The classical hashing way of hashing a number is keeping it as the reminder of the division with two distinct prime numbers i.e. hash(X) = (X mod prime1, X mod prime2), same thing with strings (considering them as polynomials). But modulo is a very heavy operation, and using a power of 2 (e.g. 2^64, using unsigned long long overflow) instead of a prime number fails when you hash a Thue-Morse sequence, so... Do you know any way of replacing the modulo with a smart bitwise operation or something else? I'd find it extremely useful :)
You can use Mersenne primes https://en.wikipedia.org/wiki/Mersenne_prime for such purpose.
Could you please explain how to find module fast for mersenne primes? OR operation on 2^31-1 is not right I guess because it gives mod on 2^31 not 2^31-1.
The problem comes from 'I know your polynomial hash arguments' not from 'your mod is not prime' so you need randomization. I haven't made a research for hashing like mod (2^64 — 1) with random a.

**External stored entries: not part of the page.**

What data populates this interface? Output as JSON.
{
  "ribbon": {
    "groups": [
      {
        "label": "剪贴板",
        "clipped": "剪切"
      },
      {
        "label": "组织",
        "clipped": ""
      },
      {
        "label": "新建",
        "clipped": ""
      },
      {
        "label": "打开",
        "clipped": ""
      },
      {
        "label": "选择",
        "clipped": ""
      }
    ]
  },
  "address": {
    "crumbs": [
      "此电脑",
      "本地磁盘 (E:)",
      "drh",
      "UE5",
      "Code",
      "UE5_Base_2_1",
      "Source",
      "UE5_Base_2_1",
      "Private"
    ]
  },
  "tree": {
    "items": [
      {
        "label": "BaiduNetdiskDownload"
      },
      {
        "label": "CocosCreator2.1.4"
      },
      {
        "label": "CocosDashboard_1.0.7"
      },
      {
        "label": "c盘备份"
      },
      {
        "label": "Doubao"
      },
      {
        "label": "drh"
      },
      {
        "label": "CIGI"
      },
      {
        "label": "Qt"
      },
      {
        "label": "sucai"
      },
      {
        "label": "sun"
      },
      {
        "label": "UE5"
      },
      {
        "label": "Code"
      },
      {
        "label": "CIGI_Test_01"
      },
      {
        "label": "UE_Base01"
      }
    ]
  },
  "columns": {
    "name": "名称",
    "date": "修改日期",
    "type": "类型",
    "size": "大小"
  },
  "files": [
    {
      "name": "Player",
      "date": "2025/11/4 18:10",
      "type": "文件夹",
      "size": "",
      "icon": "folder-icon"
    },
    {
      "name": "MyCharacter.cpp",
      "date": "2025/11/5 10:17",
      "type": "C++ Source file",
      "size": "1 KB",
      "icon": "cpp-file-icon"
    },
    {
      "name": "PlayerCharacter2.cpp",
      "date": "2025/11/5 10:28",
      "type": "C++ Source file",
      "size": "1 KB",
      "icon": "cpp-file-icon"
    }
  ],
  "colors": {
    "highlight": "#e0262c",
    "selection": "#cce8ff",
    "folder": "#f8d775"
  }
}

No, you can shuffle the alphabet and they won't know enough. The mod shouldn't necessarily be prime, but if it's a power of two, when given a Thue-Sequence it will converge to something specific, no matter the character codes :<
I don't care on alphabet shuffle. I will use only {'a', 'b'} from alphabet.
Right :<
In my opinion, when the intended solution is to use hash, then the time limit will consider the "heaviness" of the mod operation so no need to worry.
Indeed. But mod operations are generally problematic sometimes when the intended solution does not rely on hashing. Nonetheless, I too, for instance would like to know more about this if there is a way around.